Wspólnicy, którzy niby kradli z nim auta, jakoś bardzo się zmienili i N. nie może ich teraz rozpoznać. Już nie bardzo pamięta ich nazwiska. Na przesłuchaniu pamiętał. On chce potwierdzić, co mówił wtedy, on nie chce zeznawać sam. Wyraźnie nie wie, co jest w protokołach przesłuchań. Wygląda na to, że niektóre nazwiska zna tylko ze słyszenia. Czyżby z kartotek policyjnych?
Czwarty wymiar sprawiedliwości
Prokuratura Okręgowa w Ostrowie Wielkopolskim prowadzi postępowanie przeciwko trzem policjantom z Łodzi, którzy tak sumiennie prowadzili przesłuchania Krzysztofa N.
Krzysztofowi C., Rafałowi K. i Gabrielowi S. (sygn. V Ds 30/10) postawiono zarzut nakłaniania do składania fałszywych zeznań. O udziale w tej zabawie prokuratury w Łodzi nikt nie wspomina. Wiadomo, koledzy po fachu.
Niby wszystko w porządku.
Winni tej szopki policjanci zostaną ukarani.
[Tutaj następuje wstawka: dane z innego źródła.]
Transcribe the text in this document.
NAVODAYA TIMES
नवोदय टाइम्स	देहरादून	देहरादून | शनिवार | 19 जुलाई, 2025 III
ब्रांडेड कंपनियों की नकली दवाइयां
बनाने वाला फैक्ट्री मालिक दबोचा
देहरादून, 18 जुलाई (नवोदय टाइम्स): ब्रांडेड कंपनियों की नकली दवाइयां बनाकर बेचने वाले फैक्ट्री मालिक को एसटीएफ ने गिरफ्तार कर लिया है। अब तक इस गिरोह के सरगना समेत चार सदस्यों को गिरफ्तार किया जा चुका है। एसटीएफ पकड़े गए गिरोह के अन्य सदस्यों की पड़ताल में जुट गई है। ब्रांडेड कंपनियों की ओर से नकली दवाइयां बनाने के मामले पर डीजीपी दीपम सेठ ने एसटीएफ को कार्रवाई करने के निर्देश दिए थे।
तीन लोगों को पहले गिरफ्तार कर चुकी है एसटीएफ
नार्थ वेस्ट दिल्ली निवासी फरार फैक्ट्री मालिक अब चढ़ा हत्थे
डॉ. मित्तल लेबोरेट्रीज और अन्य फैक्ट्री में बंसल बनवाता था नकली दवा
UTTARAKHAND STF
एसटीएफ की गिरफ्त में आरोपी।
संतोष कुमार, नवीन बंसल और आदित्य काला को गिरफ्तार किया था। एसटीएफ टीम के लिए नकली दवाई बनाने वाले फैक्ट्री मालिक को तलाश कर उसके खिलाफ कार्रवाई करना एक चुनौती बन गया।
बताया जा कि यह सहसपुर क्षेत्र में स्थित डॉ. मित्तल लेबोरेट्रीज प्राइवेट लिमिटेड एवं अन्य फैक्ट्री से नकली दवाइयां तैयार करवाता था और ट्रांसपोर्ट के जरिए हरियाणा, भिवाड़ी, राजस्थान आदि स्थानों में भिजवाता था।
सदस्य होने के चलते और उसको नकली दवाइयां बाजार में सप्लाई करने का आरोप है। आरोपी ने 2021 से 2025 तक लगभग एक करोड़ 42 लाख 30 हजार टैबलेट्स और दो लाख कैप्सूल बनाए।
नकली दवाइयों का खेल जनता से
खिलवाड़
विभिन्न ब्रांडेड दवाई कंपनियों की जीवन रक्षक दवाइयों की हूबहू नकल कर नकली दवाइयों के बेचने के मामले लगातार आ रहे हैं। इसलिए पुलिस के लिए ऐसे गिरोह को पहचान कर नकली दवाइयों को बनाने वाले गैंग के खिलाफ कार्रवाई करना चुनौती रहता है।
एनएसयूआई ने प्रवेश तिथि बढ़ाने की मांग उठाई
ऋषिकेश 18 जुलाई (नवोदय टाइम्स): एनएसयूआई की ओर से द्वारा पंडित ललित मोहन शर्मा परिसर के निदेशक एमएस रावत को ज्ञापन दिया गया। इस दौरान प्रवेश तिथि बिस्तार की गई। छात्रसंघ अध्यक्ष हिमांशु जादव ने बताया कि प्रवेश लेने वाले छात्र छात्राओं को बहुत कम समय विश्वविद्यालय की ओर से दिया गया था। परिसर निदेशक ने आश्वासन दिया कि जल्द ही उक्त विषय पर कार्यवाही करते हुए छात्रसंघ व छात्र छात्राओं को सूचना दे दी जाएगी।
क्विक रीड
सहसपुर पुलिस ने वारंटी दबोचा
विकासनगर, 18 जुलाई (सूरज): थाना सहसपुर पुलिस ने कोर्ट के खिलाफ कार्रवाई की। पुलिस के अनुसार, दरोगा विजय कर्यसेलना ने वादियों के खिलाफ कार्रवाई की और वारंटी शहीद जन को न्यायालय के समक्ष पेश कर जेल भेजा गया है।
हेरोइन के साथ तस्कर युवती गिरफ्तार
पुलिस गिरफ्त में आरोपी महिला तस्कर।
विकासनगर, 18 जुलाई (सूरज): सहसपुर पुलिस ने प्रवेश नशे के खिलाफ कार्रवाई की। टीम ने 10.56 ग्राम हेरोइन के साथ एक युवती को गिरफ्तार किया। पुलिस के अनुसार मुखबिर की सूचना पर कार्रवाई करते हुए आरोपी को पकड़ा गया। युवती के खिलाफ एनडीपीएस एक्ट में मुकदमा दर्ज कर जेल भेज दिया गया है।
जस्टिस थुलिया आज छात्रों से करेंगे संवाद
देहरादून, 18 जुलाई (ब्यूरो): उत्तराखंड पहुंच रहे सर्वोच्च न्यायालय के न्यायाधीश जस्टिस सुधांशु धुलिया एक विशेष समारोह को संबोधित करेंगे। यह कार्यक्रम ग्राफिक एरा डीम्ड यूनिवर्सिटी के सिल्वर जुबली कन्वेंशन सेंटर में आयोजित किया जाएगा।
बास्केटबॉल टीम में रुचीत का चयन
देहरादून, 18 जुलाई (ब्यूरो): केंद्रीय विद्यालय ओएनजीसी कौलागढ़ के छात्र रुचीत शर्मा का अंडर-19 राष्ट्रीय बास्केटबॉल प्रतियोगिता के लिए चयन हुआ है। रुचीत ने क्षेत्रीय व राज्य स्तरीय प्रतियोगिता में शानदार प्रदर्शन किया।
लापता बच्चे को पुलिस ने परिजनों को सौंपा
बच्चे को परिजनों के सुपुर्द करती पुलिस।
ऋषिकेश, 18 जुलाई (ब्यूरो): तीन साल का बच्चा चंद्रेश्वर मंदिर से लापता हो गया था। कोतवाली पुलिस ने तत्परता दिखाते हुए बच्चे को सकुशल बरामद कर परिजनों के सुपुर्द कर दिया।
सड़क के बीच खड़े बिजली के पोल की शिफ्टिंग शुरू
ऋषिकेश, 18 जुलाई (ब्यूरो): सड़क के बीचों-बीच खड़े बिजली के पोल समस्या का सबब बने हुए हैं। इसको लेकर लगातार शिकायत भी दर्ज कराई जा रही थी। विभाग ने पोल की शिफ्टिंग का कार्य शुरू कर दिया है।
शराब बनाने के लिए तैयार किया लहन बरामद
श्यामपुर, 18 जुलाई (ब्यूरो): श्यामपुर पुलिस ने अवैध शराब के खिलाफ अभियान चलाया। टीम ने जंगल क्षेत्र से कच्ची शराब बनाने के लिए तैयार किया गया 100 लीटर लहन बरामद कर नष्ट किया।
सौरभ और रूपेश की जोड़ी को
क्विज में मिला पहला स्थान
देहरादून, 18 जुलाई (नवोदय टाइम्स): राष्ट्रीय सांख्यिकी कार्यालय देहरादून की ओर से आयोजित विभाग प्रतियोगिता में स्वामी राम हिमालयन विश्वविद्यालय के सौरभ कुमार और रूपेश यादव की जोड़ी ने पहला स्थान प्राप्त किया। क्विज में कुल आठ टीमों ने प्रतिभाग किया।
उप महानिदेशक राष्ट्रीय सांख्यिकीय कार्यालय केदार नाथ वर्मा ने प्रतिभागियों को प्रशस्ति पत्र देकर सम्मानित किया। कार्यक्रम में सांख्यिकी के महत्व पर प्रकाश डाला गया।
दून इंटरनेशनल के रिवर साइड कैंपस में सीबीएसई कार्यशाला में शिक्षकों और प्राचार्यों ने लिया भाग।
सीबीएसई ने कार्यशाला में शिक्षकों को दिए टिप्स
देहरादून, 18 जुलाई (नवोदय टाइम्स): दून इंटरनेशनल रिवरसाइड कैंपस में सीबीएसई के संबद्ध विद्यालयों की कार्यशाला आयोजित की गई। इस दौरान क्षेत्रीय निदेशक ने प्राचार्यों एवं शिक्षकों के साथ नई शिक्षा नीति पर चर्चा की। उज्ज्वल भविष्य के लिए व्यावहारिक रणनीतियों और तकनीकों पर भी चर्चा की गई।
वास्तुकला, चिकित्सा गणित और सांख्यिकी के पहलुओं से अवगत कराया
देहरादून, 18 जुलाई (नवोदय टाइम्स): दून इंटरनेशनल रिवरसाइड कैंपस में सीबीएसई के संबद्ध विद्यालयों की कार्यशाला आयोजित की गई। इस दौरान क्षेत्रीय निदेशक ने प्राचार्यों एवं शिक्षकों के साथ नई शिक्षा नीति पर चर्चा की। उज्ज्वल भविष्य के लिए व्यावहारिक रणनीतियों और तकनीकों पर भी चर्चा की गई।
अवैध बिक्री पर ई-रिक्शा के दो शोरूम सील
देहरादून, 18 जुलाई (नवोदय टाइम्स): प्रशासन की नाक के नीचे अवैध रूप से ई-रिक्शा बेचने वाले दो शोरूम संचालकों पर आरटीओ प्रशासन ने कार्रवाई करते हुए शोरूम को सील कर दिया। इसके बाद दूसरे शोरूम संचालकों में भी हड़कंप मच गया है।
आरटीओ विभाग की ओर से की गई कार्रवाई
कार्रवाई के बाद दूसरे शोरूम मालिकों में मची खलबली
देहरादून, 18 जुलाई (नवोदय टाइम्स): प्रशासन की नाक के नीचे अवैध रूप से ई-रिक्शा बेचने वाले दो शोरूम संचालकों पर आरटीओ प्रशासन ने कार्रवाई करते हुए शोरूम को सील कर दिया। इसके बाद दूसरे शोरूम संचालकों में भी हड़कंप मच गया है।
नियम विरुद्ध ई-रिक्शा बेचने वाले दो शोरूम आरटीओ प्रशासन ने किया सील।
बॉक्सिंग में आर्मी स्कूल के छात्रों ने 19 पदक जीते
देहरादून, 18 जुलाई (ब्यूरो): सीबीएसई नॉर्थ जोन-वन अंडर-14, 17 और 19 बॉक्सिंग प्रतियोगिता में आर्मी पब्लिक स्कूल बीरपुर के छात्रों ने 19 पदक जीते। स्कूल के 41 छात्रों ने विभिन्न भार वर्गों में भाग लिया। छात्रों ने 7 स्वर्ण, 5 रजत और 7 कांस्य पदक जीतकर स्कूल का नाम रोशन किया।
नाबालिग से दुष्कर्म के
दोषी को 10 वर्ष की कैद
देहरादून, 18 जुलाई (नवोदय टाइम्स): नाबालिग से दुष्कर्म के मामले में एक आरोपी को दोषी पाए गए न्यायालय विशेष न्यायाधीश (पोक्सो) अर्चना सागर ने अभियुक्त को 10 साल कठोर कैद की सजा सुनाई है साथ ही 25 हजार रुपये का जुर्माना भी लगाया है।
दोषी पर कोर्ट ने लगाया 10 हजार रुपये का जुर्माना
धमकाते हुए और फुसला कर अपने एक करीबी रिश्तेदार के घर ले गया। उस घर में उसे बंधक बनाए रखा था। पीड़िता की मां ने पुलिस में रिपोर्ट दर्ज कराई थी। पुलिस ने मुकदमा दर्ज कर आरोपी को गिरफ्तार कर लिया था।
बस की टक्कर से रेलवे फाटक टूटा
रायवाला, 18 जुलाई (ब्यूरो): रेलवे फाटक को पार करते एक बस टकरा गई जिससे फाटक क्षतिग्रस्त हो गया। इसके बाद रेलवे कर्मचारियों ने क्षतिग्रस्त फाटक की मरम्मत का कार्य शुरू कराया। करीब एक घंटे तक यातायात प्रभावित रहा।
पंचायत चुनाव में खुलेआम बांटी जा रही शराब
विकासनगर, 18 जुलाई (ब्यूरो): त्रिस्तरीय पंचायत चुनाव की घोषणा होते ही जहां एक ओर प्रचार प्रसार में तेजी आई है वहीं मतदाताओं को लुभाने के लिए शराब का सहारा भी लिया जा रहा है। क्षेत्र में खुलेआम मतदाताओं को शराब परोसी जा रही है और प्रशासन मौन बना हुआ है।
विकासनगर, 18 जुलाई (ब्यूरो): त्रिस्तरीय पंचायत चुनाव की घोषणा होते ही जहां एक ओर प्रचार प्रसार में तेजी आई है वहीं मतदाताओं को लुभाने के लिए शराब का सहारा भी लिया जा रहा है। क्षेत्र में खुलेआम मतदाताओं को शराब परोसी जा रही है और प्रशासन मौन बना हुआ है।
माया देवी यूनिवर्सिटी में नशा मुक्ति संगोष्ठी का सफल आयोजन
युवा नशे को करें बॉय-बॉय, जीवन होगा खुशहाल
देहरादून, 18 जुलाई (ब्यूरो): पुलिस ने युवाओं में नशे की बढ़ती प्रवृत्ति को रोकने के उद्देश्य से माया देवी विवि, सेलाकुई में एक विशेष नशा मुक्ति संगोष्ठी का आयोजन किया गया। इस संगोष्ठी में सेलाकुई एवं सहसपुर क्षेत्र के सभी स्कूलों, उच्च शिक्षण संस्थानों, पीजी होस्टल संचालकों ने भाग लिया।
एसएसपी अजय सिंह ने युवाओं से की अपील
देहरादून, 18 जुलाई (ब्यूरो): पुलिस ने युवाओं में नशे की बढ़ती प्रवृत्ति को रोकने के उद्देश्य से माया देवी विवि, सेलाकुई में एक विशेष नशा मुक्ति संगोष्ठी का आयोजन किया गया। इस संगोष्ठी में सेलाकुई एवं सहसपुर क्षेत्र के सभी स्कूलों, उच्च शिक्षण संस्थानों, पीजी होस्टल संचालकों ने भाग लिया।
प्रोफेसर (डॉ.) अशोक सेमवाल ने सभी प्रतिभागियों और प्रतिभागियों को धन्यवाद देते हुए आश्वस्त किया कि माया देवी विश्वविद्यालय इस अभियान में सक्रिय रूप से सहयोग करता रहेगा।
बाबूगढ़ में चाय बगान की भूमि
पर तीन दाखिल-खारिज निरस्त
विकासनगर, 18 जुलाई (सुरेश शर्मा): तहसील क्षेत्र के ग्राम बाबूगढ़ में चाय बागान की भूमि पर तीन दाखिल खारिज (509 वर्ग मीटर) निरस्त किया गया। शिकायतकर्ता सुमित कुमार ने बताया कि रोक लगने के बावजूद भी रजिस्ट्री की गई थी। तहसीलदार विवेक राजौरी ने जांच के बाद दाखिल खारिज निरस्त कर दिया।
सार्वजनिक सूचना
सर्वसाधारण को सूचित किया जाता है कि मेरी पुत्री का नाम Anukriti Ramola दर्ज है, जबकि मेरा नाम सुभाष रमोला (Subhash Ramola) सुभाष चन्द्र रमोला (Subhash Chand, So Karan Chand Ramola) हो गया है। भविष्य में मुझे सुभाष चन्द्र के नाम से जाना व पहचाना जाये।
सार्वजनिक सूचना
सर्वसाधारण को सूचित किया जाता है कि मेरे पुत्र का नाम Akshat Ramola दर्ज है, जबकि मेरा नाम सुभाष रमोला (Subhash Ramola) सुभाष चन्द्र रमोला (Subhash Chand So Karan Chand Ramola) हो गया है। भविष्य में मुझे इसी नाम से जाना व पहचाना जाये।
Tyle że niewinni ludzie siedzieli w areszcie, a teraz siedzą na ławie oskarżonych.
A winni ich zamknięcia - prokuratorzy, którzy wymyślali niestworzone historie przestępstw i wnioskowali o areszt, oraz sędziowie, którzy bezmyślnie klepali aresztowania - będą bawić się dalej.
I robić statystyki. w imię prawa, bo na pewno nie sprawiedliwości.